Stockbrokers and Wealth Managers

Stockbrokers conduct on behalf of their clients’ stock market transactions. The clients can be financial institutions, fund managers or private investors. Stockbrokers may recommend investments  where shares, funds, or bonds can be acquired, or they may provide execution-only services when the broker executes a trade on the order of a client without giving advice.

Sovereign Wealth Funds (SWFs)

A sovereign wealth fund (SWF) is a state-owned investment fund which holds financial assets such as equities, bonds, real estate, or other financial instruments. SWFs are Government-owned special purpose investment funds or arrangements.

Tied agent

Tied agents are natural or legal persons who actunder the full and unconditional responsibility of only one Investment Firm and on its behalf it promotes its single interests via numerous services.

Technological Advances and Other Developments

Technology and the demand for greener solutions are changing the way that the financial services industry operates.
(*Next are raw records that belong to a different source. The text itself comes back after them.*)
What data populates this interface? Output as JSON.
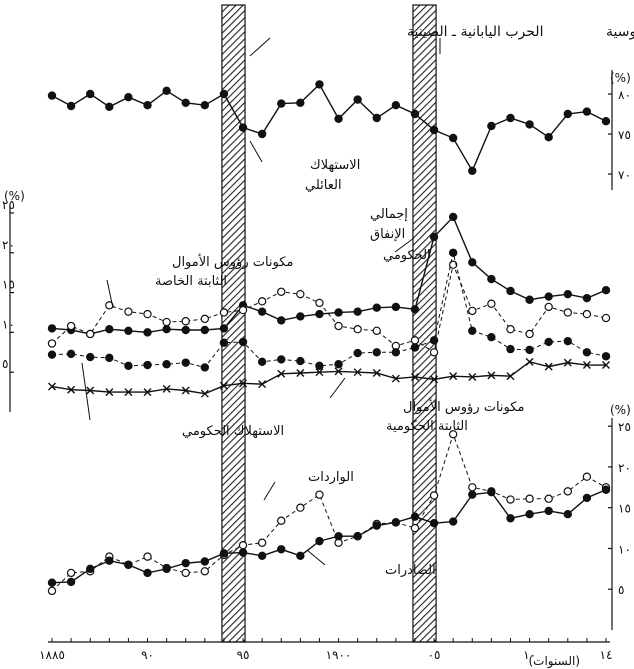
{
  "chart_data": [
    {
      "panel": "top",
      "type": "line",
      "unit_label": "(%)",
      "y_ticks": [
        "٨٠",
        "٧٥",
        "٧٠"
      ],
      "y_tick_values": [
        80,
        75,
        70
      ],
      "ylim": [
        68,
        83
      ],
      "series": [
        {
          "name": "الاستهلاك العائلي",
          "marker": "filled",
          "values": [
            79.8,
            78.5,
            80.0,
            78.4,
            79.6,
            78.6,
            80.4,
            78.9,
            78.6,
            80.0,
            75.8,
            75.0,
            78.8,
            78.9,
            81.2,
            76.9,
            79.3,
            77.0,
            78.6,
            77.5,
            75.5,
            74.5,
            70.4,
            76.0,
            77.0,
            76.2,
            74.6,
            77.5,
            77.8,
            76.6
          ]
        }
      ]
    },
    {
      "panel": "middle",
      "type": "line",
      "unit_label": "(%)",
      "y_ticks": [
        "٢٥",
        "٢٠",
        "١٥",
        "١٠",
        "٥"
      ],
      "y_tick_values": [
        25,
        20,
        15,
        10,
        5
      ],
      "ylim": [
        0,
        26
      ],
      "series": [
        {
          "name": "إجمالي الإنفاق الحكومي",
          "marker": "filled",
          "values": [
            10.5,
            10.3,
            9.8,
            10.4,
            10.2,
            10.0,
            10.4,
            10.3,
            10.3,
            10.5,
            13.4,
            12.6,
            11.5,
            12.0,
            12.3,
            12.5,
            12.6,
            13.1,
            13.2,
            12.9,
            22.0,
            24.5,
            18.8,
            16.7,
            15.2,
            14.1,
            14.5,
            14.8,
            14.3,
            15.3
          ]
        },
        {
          "name": "مكونات رؤوس الأموال الثابتة الخاصة",
          "marker": "open",
          "values": [
            8.6,
            10.8,
            9.8,
            13.4,
            12.6,
            12.3,
            11.3,
            11.4,
            11.7,
            12.5,
            12.8,
            13.9,
            15.1,
            14.8,
            13.7,
            10.8,
            10.4,
            10.2,
            8.3,
            9.0,
            7.5,
            18.5,
            12.7,
            13.6,
            10.4,
            9.8,
            13.2,
            12.5,
            12.3,
            11.8
          ]
        },
        {
          "name": "",
          "marker": "filled-dashed",
          "values": [
            7.2,
            7.3,
            6.9,
            6.8,
            5.8,
            5.9,
            6.0,
            6.2,
            5.6,
            8.7,
            8.8,
            6.3,
            6.6,
            6.4,
            5.8,
            6.0,
            7.4,
            7.5,
            7.5,
            8.1,
            9.0,
            20.0,
            10.2,
            9.4,
            7.9,
            7.8,
            8.8,
            8.9,
            7.5,
            7.0
          ]
        },
        {
          "name": "مكونات رؤوس الأموال الثابتة الحكومية",
          "marker": "cross",
          "values": [
            3.2,
            2.8,
            2.7,
            2.5,
            2.5,
            2.5,
            2.9,
            2.7,
            2.3,
            3.3,
            3.6,
            3.5,
            4.8,
            4.9,
            5.0,
            5.1,
            5.0,
            4.9,
            4.2,
            4.4,
            4.1,
            4.5,
            4.4,
            4.6,
            4.5,
            6.3,
            5.7,
            6.2,
            5.9,
            5.9
          ]
        }
      ]
    },
    {
      "panel": "bottom",
      "type": "line",
      "unit_label": "(%)",
      "y_ticks": [
        "٢٥",
        "٢٠",
        "١٥",
        "١٠",
        "٥"
      ],
      "y_tick_values": [
        25,
        20,
        15,
        10,
        5
      ],
      "ylim": [
        0,
        26
      ],
      "x_ticks": [
        "١٨٨٥",
        "٩٠",
        "٩٥",
        "١٩٠٠",
        "٠٥",
        "١٠",
        "١٤"
      ],
      "x_tick_years": [
        1885,
        1890,
        1895,
        1900,
        1905,
        1910,
        1914
      ],
      "x_title": "(السنوات)",
      "years": [
        1885,
        1886,
        1887,
        1888,
        1889,
        1890,
        1891,
        1892,
        1893,
        1894,
        1895,
        1896,
        1897,
        1898,
        1899,
        1900,
        1901,
        1902,
        1903,
        1904,
        1905,
        1906,
        1907,
        1908,
        1909,
        1910,
        1911,
        1912,
        1913,
        1914
      ],
      "series": [
        {
          "name": "الواردات",
          "marker": "open",
          "values": [
            4.8,
            7.0,
            7.2,
            9.0,
            8.0,
            9.0,
            7.6,
            7.0,
            7.2,
            9.2,
            10.4,
            10.7,
            13.4,
            15.0,
            16.6,
            10.7,
            11.5,
            13.0,
            13.2,
            12.5,
            16.5,
            24.0,
            17.5,
            17.0,
            16.0,
            16.1,
            16.1,
            17.0,
            18.8,
            17.5
          ]
        },
        {
          "name": "الصادرات",
          "marker": "filled",
          "values": [
            5.8,
            5.9,
            7.5,
            8.5,
            8.0,
            7.0,
            7.5,
            8.2,
            8.4,
            9.4,
            9.5,
            9.1,
            9.9,
            9.1,
            10.9,
            11.5,
            11.5,
            12.8,
            13.2,
            13.9,
            13.1,
            13.3,
            16.6,
            16.9,
            13.7,
            14.2,
            14.6,
            14.2,
            16.2,
            17.2
          ]
        }
      ]
    }
  ],
  "war_bands": [
    {
      "label": "الحرب اليابانية ـ الصينية",
      "year_from": 1894.0,
      "year_to": 1895.0
    },
    {
      "label": "الحرب اليابانية ـ الروسية",
      "year_from": 1904.0,
      "year_to": 1905.0
    }
  ],
  "annotations": {
    "household": [
      "الاستهلاك",
      "العائلي"
    ],
    "gov_total": [
      "إجمالي",
      "الإنفاق",
      "الحكومي"
    ],
    "private_capital": [
      "مكونات رؤوس الأموال",
      "الثابتة الخاصة"
    ],
    "gov_consumption": "الاستهلاك الحكومي",
    "gov_capital": [
      "مكونات رؤوس الأموال",
      "الثابتة الحكومية"
    ],
    "imports": "الواردات",
    "exports": "الصادرات"
  }
}
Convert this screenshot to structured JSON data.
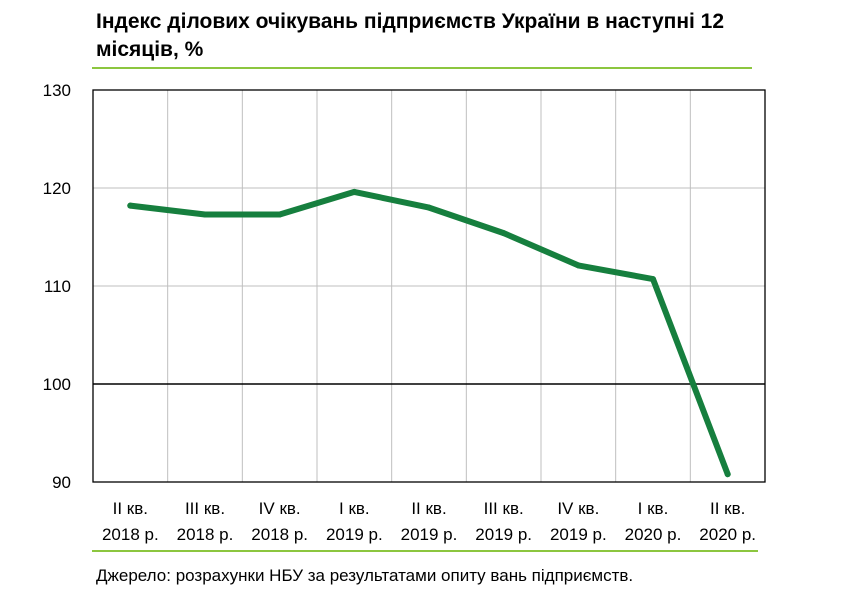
{
  "title": "Індекс ділових очікувань підприємств України в наступні 12 місяців, %",
  "source": "Джерело: розрахунки НБУ за результатами опиту вань підприємств.",
  "colors": {
    "line": "#167f3e",
    "accent_rule": "#8cc63f",
    "grid": "#bfbfbf",
    "axis": "#000000"
  },
  "chart_data": {
    "type": "line",
    "title": "Індекс ділових очікувань підприємств України в наступні 12 місяців, %",
    "xlabel": "",
    "ylabel": "",
    "ylim": [
      90,
      130
    ],
    "yticks": [
      90,
      100,
      110,
      120,
      130
    ],
    "grid": true,
    "legend": "none",
    "categories": [
      {
        "line1": "II кв.",
        "line2": "2018 р."
      },
      {
        "line1": "III кв.",
        "line2": "2018 р."
      },
      {
        "line1": "IV кв.",
        "line2": "2018 р."
      },
      {
        "line1": "I кв.",
        "line2": "2019 р."
      },
      {
        "line1": "II кв.",
        "line2": "2019 р."
      },
      {
        "line1": "III кв.",
        "line2": "2019 р."
      },
      {
        "line1": "IV кв.",
        "line2": "2019 р."
      },
      {
        "line1": "I кв.",
        "line2": "2020 р."
      },
      {
        "line1": "II кв.",
        "line2": "2020 р."
      }
    ],
    "series": [
      {
        "values": [
          118.2,
          117.3,
          117.3,
          119.6,
          118.0,
          115.4,
          112.1,
          110.7,
          90.8
        ]
      }
    ]
  }
}
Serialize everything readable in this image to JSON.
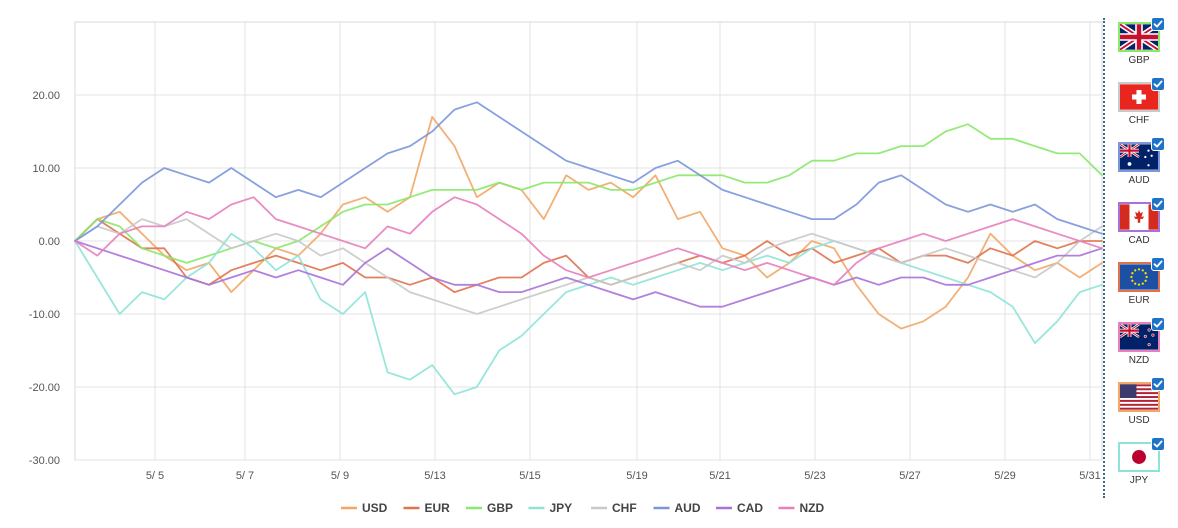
{
  "chart_data": {
    "type": "line",
    "x_labels": [
      "5/ 5",
      "5/ 7",
      "5/ 9",
      "5/13",
      "5/15",
      "5/19",
      "5/21",
      "5/23",
      "5/27",
      "5/29",
      "5/31"
    ],
    "ylim": [
      -30,
      30
    ],
    "y_ticks": [
      20,
      10,
      0,
      -10,
      -20,
      -30
    ],
    "y_tick_labels": [
      "20.00",
      "10.00",
      "0.00",
      "-10.00",
      "-20.00",
      "-30.00"
    ],
    "grid": true,
    "legend_position": "bottom",
    "series": [
      {
        "name": "USD",
        "color": "#f2a766",
        "values": [
          0,
          3,
          4,
          1,
          -2,
          -4,
          -3,
          -7,
          -4,
          -1,
          -2,
          1,
          5,
          6,
          4,
          6,
          17,
          13,
          6,
          8,
          7,
          3,
          9,
          7,
          8,
          6,
          9,
          3,
          4,
          -1,
          -2,
          -5,
          -3,
          0,
          -1,
          -6,
          -10,
          -12,
          -11,
          -9,
          -5,
          1,
          -2,
          -4,
          -3,
          -5,
          -3
        ]
      },
      {
        "name": "EUR",
        "color": "#e0734d",
        "values": [
          0,
          3,
          1,
          -1,
          -1,
          -5,
          -6,
          -4,
          -3,
          -2,
          -3,
          -4,
          -3,
          -5,
          -5,
          -6,
          -5,
          -7,
          -6,
          -5,
          -5,
          -3,
          -2,
          -5,
          -6,
          -5,
          -4,
          -3,
          -2,
          -3,
          -2,
          0,
          -2,
          -1,
          -3,
          -2,
          -1,
          -3,
          -2,
          -2,
          -3,
          -1,
          -2,
          0,
          -1,
          0,
          0
        ]
      },
      {
        "name": "GBP",
        "color": "#8ae86a",
        "values": [
          0,
          3,
          2,
          -1,
          -2,
          -3,
          -2,
          -1,
          0,
          -1,
          0,
          2,
          4,
          5,
          5,
          6,
          7,
          7,
          7,
          8,
          7,
          8,
          8,
          8,
          7,
          7,
          8,
          9,
          9,
          9,
          8,
          8,
          9,
          11,
          11,
          12,
          12,
          13,
          13,
          15,
          16,
          14,
          14,
          13,
          12,
          12,
          9
        ]
      },
      {
        "name": "JPY",
        "color": "#8ee3d8",
        "values": [
          0,
          -5,
          -10,
          -7,
          -8,
          -5,
          -3,
          1,
          -1,
          -4,
          -2,
          -8,
          -10,
          -7,
          -18,
          -19,
          -17,
          -21,
          -20,
          -15,
          -13,
          -10,
          -7,
          -6,
          -5,
          -6,
          -5,
          -4,
          -3,
          -4,
          -3,
          -2,
          -3,
          -1,
          0,
          -1,
          -2,
          -3,
          -4,
          -5,
          -6,
          -7,
          -9,
          -14,
          -11,
          -7,
          -6
        ]
      },
      {
        "name": "CHF",
        "color": "#c9c9c9",
        "values": [
          0,
          2,
          1,
          3,
          2,
          3,
          1,
          -1,
          0,
          1,
          0,
          -2,
          -1,
          -3,
          -5,
          -7,
          -8,
          -9,
          -10,
          -9,
          -8,
          -7,
          -6,
          -5,
          -6,
          -5,
          -4,
          -3,
          -4,
          -2,
          -3,
          -1,
          0,
          1,
          0,
          -1,
          -2,
          -3,
          -2,
          -1,
          -2,
          -3,
          -4,
          -5,
          -3,
          0,
          2
        ]
      },
      {
        "name": "AUD",
        "color": "#7b96db",
        "values": [
          0,
          2,
          5,
          8,
          10,
          9,
          8,
          10,
          8,
          6,
          7,
          6,
          8,
          10,
          12,
          13,
          15,
          18,
          19,
          17,
          15,
          13,
          11,
          10,
          9,
          8,
          10,
          11,
          9,
          7,
          6,
          5,
          4,
          3,
          3,
          5,
          8,
          9,
          7,
          5,
          4,
          5,
          4,
          5,
          3,
          2,
          1
        ]
      },
      {
        "name": "CAD",
        "color": "#a872d9",
        "values": [
          0,
          -1,
          -2,
          -3,
          -4,
          -5,
          -6,
          -5,
          -4,
          -5,
          -4,
          -5,
          -6,
          -3,
          -1,
          -3,
          -5,
          -6,
          -6,
          -7,
          -7,
          -6,
          -5,
          -6,
          -7,
          -8,
          -7,
          -8,
          -9,
          -9,
          -8,
          -7,
          -6,
          -5,
          -6,
          -5,
          -6,
          -5,
          -5,
          -6,
          -6,
          -5,
          -4,
          -3,
          -2,
          -2,
          -1
        ]
      },
      {
        "name": "NZD",
        "color": "#e87fbe",
        "values": [
          0,
          -2,
          1,
          2,
          2,
          4,
          3,
          5,
          6,
          3,
          2,
          1,
          0,
          -1,
          2,
          1,
          4,
          6,
          5,
          3,
          1,
          -2,
          -4,
          -5,
          -4,
          -3,
          -2,
          -1,
          -2,
          -3,
          -4,
          -3,
          -4,
          -5,
          -6,
          -3,
          -1,
          0,
          1,
          0,
          1,
          2,
          3,
          2,
          1,
          0,
          -1
        ]
      }
    ]
  },
  "legend": {
    "items": [
      {
        "label": "USD",
        "color": "#f2a766"
      },
      {
        "label": "EUR",
        "color": "#e0734d"
      },
      {
        "label": "GBP",
        "color": "#8ae86a"
      },
      {
        "label": "JPY",
        "color": "#8ee3d8"
      },
      {
        "label": "CHF",
        "color": "#c9c9c9"
      },
      {
        "label": "AUD",
        "color": "#7b96db"
      },
      {
        "label": "CAD",
        "color": "#a872d9"
      },
      {
        "label": "NZD",
        "color": "#e87fbe"
      }
    ]
  },
  "flags": [
    {
      "label": "GBP",
      "icon": "uk-flag-icon",
      "border_color": "#8ae86a",
      "checked": true
    },
    {
      "label": "CHF",
      "icon": "swiss-flag-icon",
      "border_color": "#c9c9c9",
      "checked": true
    },
    {
      "label": "AUD",
      "icon": "australia-flag-icon",
      "border_color": "#7b96db",
      "checked": true
    },
    {
      "label": "CAD",
      "icon": "canada-flag-icon",
      "border_color": "#a872d9",
      "checked": true
    },
    {
      "label": "EUR",
      "icon": "eu-flag-icon",
      "border_color": "#e0734d",
      "checked": true
    },
    {
      "label": "NZD",
      "icon": "new-zealand-flag-icon",
      "border_color": "#e87fbe",
      "checked": true
    },
    {
      "label": "USD",
      "icon": "usa-flag-icon",
      "border_color": "#f2a766",
      "checked": true
    },
    {
      "label": "JPY",
      "icon": "japan-flag-icon",
      "border_color": "#8ee3d8",
      "checked": true
    }
  ]
}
Financial technology, known as FinTech, is impacting the conservative banking and wealth management industry with a focus onthe development of new digital services and platforms. People across all generations are increasingly becoming digitally proficient and they desire constant access to sophisticated tools and services, with clients of financial services firms being no different.

Technological developments in communications are also changing the face of the industry. Today, we communicate using the latest apps or buy products online based on the artificial intelligence (AI) recommendations of digital providers. Customers are demanding the same range of digital capabilities that they have become used to for other products and services.

Green finance and sustainable finance have  also become prominent topics in the financial services sector. Sustainable finance refers to the process of taking due account of environmental and social considerations in investment decision-making, leading to increased investments in longer term and sustainable activities. Climate finance is an emerging form of green finance available for projects in developing countries which helps reduce emissions or adapt to climate change.

Importance of Financial Services Industry

The financial services Industry is the primary driver of a nation’s economy. It provides the free-flow of capital and liquidity in the marketplace. When the sector is strong, the economy grows, and companies in this industry are better able to manage risk.

The strength of the financial services sector is also important to the prosperity of a country’s population. When the sector and economy are strong, consumers generally earn more. This boosts their confidence and purchasing power. When they need access to credit for large purchases, they turn to the financial services sector to borrow.